So I can’t say for certain what happened. Sometimes I thought I could remember a stranger coming and going, talking gobbledegook. But then most of that, before I finally realized I was in a hospital bed, came to me in bits and really I didn’t know what was real and what I’d been told and what I just imagined.
There was the sun, burning, taking up the whole sky, falling fit to crush me and I thought I was poor Prometheus, who I’d learned about back at the Institute, from the old professor who told us all about the ancient Greeks. Pinned on a rock and every day his liver pecked out by a great bird, and every day it grew back, every hour more agony and he could not die. Nora was that bird. Water. I was that hot and my mouth shriveled up. Scraping through the earth. Couldn’t lie, couldn’t sit. Peck, peck, peck. The bird never left me. Trying to get to the river. Isaac says it’s close. Waterbirds, he says.
Was I in a boat, or was that on the Serpentine, before, with Connie and Nancy?
Somehow, there was always Nora and if I held her close, the pain went, and if I let her fall, the pain shot through me.
One strange thing haunts me. When I was better, when I was in the hospital in Blighty, they gave me my belongings, not that they were many or serviceable, but among them was a handkerchief, officers’ quality. It was one of ours, from Duke Street, that is, with our tiny label, our hand-rolled edges and of the very best kind.
Sometimes I saw that German rising up behind the spoil at the edge of a crater like through a trapdoor in a music-hall stage and both of us staring like we were each other’s nightmare. Him pointing his rifle, but Nora had trapped mine. Do I remember turning my back so the bullets would hit her first? Was that just a dream? Did Nora, who’d done nothing but drag me down ever since I left England, save my life? And what happened then? The medics said it was blast from a shell that blew Nora and me together, as it were. For a while, I was Mr. Longfellow’s iron centaur.
After a day or so, I showed Dad my scars. It’s like a miracle, says he, gazing at the lines across my back; it’s like a resurrection. I looked at him sharpish because he wasn’t a great one for God, but his eyes were fixed on the dark little crater in my side and his hand hovered as if he did and didn’t want to touch it. I tucked my shirt in quick.
That deep injury was the one that had nearly done for me, caused by a brake bar piercing me under my ribs like a blunt bayonet, tearing through muscle and sliding past my liver. The fine lines were spokes that had slid in as easily as giant needles. But on my other side was a greater wonder: the big scar there was in the recognizable shape of the pivot of the BSA Folding Machine. If you knew one well, of course. Bits of Nora were still embedded within me as well as leaving the pivot scar. The Army surgeons said as how they might start finding their way out and not to be unnerved if I felt hard lumps of metal emerging here and there. Poor Nora. Along with that French soldier boy, a deserter, they thought, and the vanishing Higgs, she probably saved my life and all of them left to rust in France.
Dad had tears in his eyes, but I thought that he would soon have me down the pub, lifting up my vest to all and sundry for the price of a beer if he had a chance.
It was hopeless from the start: a waste of machines and a waste of riders.
In the whole time I was a soldier, I bore Nora ten times farther than she bore me.

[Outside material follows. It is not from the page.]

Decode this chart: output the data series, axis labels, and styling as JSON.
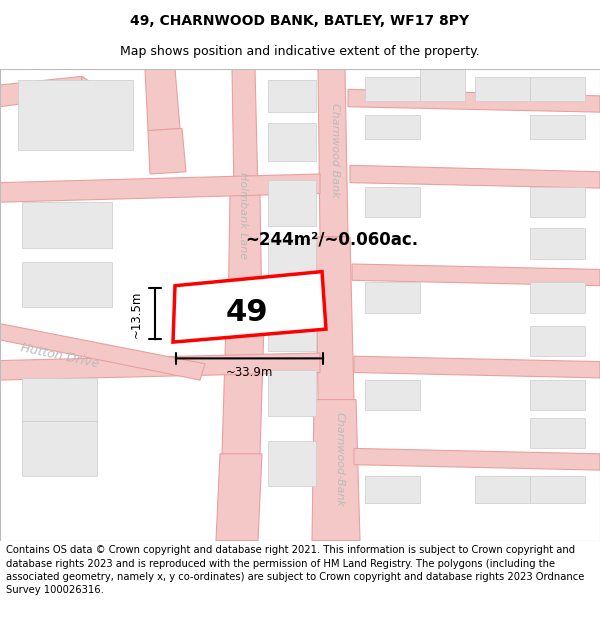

It was an offense to abandon equipment, of course; but although I was tempted, I would never really have left her, not for Fritz to have her.
CHAPTER FORTY-SIX
Frank, Devon, 1919
I WANTED TO LEAVE DEVON but didn’t know how I might live in London again. So I lingered on with Dad. I had wanted to emerge as a different man, but the man I was now was no good any more for heavy work, nor for standing serving in a shop.
The months went by and the war seemed to be drawing to an end, and I seemed to be slipping back into the mire of the life I’d been so proud to leave years ago. Nobody was interested in my time in London or what I had learned. Most seemed to think I was as lucky to have escaped the big city as to return alive from France, both being, in their eyes, places where the enemy lurked. I gave a hand to Dad, trying the fine work on the coffins. The heavy stuff was too much for me now, and we had a strong lad in for that. Jim. He hadn’t got any kind of eye, just brawn, and I’d have to hold my tongue when he heaved in the wrong wood or ruined a beautiful bit of timber by not thinking before he went charging in at it with his chisel. I wasn’t unhappy all the time, but I longed for London like some man might long for a girl, and what I wanted most was not what you’d expect, not the great domes and spires and galleries, nor even the amusement parks and Sunday bands and music halls, but the ordinary things: the smell of gas in the Institute, the rush of people crossing Westminster Bridge so sure of the city that they didn’t even look at it. I missed the tang of smoke and the noise of hansoms and drays and cars. The bells, the shouts, the rattle and roar of coal down the chute. You’d think after France I’d want the peace of Devon, but I longed for noise.